O governo anunciou ainda outros direitos que serão afetados com as mudanças, como o auxílio-doença, o abono salarial e a concessão de pensão por morte. Confira um quadro com as mudanças abaixo:



Luta para barrar os ataques

Com apenas duas semanas do início de seu segundo mandato, Dilma deixa claro, mais uma vez, que prefere encher os cofres do governo e os bolsos dos patrões, à custa de direitos históricos dos trabalhadores.

Em um período em que a projeção de crescimento da economia é mínima e as indústrias, para manter seus lucros, demitem e fecham postos de trabalho, os trabalhadores é que ficarão desamparados. Além da falta de estabilidade no emprego, também não poderão contar com o auxílio da Previdência.

Para barrar esses ataques, será preciso muita luta. A CSP-Conlutas e diversas entidades e movimentos já convocaram para o próximo dia 20 manifestações em todo país para dar um recado ao governo e aos patrões: não vamos aceitar mais retirada de direitos.
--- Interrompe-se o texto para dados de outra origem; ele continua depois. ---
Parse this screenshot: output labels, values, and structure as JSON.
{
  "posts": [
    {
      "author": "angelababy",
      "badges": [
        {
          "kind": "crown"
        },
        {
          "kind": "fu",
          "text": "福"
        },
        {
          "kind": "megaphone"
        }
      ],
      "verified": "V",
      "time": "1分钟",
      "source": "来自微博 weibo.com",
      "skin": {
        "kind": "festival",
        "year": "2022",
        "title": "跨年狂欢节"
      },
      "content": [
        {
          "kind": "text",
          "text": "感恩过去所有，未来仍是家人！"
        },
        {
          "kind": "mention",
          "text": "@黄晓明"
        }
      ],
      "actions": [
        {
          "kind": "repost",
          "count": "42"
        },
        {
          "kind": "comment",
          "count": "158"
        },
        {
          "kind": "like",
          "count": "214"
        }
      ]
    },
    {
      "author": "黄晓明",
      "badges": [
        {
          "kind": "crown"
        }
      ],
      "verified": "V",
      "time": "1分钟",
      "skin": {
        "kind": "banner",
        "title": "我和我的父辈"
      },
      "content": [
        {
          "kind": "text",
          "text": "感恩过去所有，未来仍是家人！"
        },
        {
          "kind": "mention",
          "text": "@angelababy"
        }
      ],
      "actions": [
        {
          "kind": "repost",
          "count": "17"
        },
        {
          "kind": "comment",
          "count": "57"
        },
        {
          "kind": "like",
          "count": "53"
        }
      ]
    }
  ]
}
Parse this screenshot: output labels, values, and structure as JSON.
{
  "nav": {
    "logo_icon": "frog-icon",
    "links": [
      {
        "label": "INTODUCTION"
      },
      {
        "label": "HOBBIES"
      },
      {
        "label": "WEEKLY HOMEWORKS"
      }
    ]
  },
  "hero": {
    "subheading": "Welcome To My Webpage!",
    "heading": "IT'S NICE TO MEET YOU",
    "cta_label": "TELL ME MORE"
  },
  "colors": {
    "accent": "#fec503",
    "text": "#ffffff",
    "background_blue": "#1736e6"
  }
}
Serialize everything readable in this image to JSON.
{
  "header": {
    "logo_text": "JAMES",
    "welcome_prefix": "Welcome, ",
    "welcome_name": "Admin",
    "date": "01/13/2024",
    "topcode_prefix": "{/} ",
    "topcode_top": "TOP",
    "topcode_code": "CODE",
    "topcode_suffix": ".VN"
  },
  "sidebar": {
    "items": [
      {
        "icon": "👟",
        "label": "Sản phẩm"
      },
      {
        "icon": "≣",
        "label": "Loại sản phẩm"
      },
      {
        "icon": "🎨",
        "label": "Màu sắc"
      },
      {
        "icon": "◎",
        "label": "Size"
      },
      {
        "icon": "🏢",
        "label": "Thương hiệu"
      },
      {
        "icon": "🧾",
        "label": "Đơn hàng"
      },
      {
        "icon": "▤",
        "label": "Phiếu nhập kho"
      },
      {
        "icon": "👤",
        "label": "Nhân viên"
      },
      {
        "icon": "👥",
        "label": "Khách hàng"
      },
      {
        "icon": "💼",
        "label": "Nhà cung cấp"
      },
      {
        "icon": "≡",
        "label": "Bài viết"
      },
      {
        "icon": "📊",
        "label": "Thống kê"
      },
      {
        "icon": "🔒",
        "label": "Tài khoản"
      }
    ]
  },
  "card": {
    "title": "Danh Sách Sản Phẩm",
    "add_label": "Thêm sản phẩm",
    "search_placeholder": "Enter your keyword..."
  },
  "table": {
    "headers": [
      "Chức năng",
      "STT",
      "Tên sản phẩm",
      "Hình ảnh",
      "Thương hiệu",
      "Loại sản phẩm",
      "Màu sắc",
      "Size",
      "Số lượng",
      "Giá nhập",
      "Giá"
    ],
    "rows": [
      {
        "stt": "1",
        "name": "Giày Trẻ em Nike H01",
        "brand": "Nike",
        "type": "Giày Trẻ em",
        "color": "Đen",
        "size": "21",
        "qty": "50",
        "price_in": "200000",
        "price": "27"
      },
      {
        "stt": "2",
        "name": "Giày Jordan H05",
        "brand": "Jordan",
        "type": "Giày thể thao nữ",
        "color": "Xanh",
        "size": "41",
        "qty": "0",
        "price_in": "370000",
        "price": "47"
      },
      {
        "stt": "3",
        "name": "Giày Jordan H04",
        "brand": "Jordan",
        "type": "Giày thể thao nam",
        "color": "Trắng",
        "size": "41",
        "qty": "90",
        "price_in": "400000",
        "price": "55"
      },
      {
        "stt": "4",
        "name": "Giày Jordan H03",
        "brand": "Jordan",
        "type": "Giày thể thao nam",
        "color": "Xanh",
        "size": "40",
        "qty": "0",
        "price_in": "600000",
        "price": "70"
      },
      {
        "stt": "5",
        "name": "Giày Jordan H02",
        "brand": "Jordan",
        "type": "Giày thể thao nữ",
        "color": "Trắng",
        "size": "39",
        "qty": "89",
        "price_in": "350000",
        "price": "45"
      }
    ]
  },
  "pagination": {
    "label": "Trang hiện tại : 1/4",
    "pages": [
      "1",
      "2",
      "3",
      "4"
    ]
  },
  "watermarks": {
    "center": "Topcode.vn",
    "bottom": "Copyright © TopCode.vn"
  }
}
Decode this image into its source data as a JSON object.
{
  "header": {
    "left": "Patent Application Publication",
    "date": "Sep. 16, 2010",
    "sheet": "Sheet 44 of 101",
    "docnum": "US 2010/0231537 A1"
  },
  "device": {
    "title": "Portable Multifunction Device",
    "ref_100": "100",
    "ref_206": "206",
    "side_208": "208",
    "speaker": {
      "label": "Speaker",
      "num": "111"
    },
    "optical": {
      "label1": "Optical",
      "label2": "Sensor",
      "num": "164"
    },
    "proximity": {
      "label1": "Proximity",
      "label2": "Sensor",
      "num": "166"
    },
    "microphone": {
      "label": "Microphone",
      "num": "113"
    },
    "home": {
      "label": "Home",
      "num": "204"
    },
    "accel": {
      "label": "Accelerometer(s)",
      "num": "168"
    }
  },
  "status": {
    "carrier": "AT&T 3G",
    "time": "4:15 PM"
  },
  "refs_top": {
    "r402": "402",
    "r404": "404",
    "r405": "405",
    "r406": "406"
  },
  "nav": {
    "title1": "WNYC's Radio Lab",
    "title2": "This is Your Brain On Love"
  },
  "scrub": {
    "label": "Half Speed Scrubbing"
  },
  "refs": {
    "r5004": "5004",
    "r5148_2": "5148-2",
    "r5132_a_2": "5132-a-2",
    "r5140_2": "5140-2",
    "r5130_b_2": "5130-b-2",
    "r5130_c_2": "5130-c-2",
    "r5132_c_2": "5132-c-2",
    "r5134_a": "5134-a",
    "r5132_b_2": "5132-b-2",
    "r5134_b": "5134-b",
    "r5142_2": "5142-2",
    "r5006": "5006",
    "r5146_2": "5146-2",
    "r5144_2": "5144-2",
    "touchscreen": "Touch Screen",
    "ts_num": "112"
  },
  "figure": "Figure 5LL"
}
“Em 2015 será preciso muita luta para barrar os ataques e organizar os trabalhadores em defesa de direitos históricos. Essa série de manifestações será apenas o primeiro passo de uma longa batalha. Por isso, é muito importante que todos participem para fortalecer esta luta e garantir a vitória da classe trabalhadora”, afirma o secretário-geral do Sindicato e membro da executiva da CSP-Conlutas Luiz Carlos Prates, o Mancha.